Privoxy ipv6 redirect rule for the firewall

I have privoxy setup to do some simple forwarding of some domains to an external proxy. It mostly works, but there are some issues caused by ipv6. This is my firewall rule:

config redirect
option src lan
option proto tcp
option src_dport 80
option dest_port 8118
option dest_ip 192.168.1.1

I think this only forwards ipv4 requests to privoxy, and ipv6 requests go directly out to the network, from my observations. If I disable ipv6 on the router, or use the privoxy proxy explicitly in the browser, things work as expected. The automatic redirection of ipv6 isn't happening from what I can tell.

This seems to be the closest github issue that I found:

Any way to do this directly with ip6tables @jow @hnyman ?
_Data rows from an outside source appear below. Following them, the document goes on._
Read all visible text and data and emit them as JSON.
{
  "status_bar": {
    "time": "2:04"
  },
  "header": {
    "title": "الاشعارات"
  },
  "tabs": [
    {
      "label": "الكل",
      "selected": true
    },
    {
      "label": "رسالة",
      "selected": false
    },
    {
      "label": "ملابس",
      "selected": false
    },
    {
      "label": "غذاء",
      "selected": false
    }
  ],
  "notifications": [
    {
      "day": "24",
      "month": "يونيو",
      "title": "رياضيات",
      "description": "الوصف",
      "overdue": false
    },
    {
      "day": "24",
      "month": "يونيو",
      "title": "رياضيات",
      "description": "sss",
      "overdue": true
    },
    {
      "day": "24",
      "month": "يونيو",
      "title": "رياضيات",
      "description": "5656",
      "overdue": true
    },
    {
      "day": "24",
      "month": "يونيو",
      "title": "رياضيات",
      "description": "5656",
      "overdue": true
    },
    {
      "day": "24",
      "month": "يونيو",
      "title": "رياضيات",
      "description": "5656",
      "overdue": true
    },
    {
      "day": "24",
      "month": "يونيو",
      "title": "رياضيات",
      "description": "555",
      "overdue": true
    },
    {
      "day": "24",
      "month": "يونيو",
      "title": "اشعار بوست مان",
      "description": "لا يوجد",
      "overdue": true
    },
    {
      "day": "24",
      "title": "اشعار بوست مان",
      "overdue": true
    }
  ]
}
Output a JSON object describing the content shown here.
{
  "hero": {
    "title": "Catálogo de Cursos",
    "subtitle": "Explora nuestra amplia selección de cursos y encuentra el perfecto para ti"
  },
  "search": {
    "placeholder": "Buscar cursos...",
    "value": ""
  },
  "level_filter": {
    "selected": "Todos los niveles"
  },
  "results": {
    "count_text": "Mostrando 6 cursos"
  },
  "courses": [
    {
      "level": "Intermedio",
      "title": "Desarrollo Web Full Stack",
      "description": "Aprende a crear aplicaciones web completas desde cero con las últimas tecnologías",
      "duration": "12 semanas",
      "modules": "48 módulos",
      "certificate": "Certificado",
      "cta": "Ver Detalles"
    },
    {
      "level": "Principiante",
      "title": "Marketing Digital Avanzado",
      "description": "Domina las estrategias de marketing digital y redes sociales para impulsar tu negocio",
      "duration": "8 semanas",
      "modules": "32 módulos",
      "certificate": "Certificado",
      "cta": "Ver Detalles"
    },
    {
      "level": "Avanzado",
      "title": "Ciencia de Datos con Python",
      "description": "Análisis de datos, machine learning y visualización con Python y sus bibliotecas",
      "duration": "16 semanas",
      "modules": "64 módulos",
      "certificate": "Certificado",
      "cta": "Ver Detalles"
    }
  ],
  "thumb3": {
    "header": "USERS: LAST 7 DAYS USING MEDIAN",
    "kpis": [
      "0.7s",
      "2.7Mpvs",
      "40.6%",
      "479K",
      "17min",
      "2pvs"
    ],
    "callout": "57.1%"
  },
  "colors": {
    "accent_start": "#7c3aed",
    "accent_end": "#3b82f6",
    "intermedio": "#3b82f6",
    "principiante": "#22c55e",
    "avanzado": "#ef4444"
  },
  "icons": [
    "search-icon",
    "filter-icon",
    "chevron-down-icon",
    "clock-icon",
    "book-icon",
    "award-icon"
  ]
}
As a workaround, I have forced dnsmasq to only return ipv4 for the problematic domain. That seems more acceptable than disabling ipv6 entirely on the network.

Hey there.

Are you trying to use Privoxy in transparent mode and use DNS to resolve foreign domains to your Privoxy instance?

I wouldn't do that at all. As soon as one of that foreign domains starts using HTTPS, Privoxy would need to run with proper certificates for that foreign domains to make browsers not complain. Which isn't an easy task for most personal network environments.

Better run a wpad config file which tells the browser to use the proxy for some distinct domains and don't use the proxy for others.
Since the decision about using the proxy isn't done by some all mighty network configuration but by the browser itself, the browser's fine with using a HTTP proxy with CONNECT method although it's actually trying to reach some HTTPS destination.
So you make clear to the browser that it's using a proxy and all certificate issues are gone.

I know this is not a direct answer to your question, but I believe it's a better way to do what you actually want.

Regards,
Stephan.

Yes, I am using privoxy in transparent mode for only http traffic. I am not using DNS to do the filtering. All port 80 traffic goes to privoxy. privoxy then forwards some of it to a parent squid proxy. You are right about the https problem with transparent mode. Luckily, for my use case, I don't have too many domains that that are https, mostly because they are also intentionally left as http to accommodate similar use cases I guess. My use case is that my work network has access to academic journals (for eg. dl.acm.org). I run a squid proxy on my work network, and run privoxy on my home router. I selectively forward a few domains from privoxy to squid, and it has been working satisfactorily. This was mostly a simple hack. The ipv6 issue is kinda interesting in its own right though. I'm not sure how ipv6 NAT works, and whether it can even be made to work for this. The parent squid proxy doesn't have ipv6 anyway. So that might also create other problems. For now, I'm fine with my kludge. For https, the requests in this setup still work fine; they just don't go through privoxy. So in my case, I would see something like a paywall. That's ok for now, since nothing major that I care about is behind https.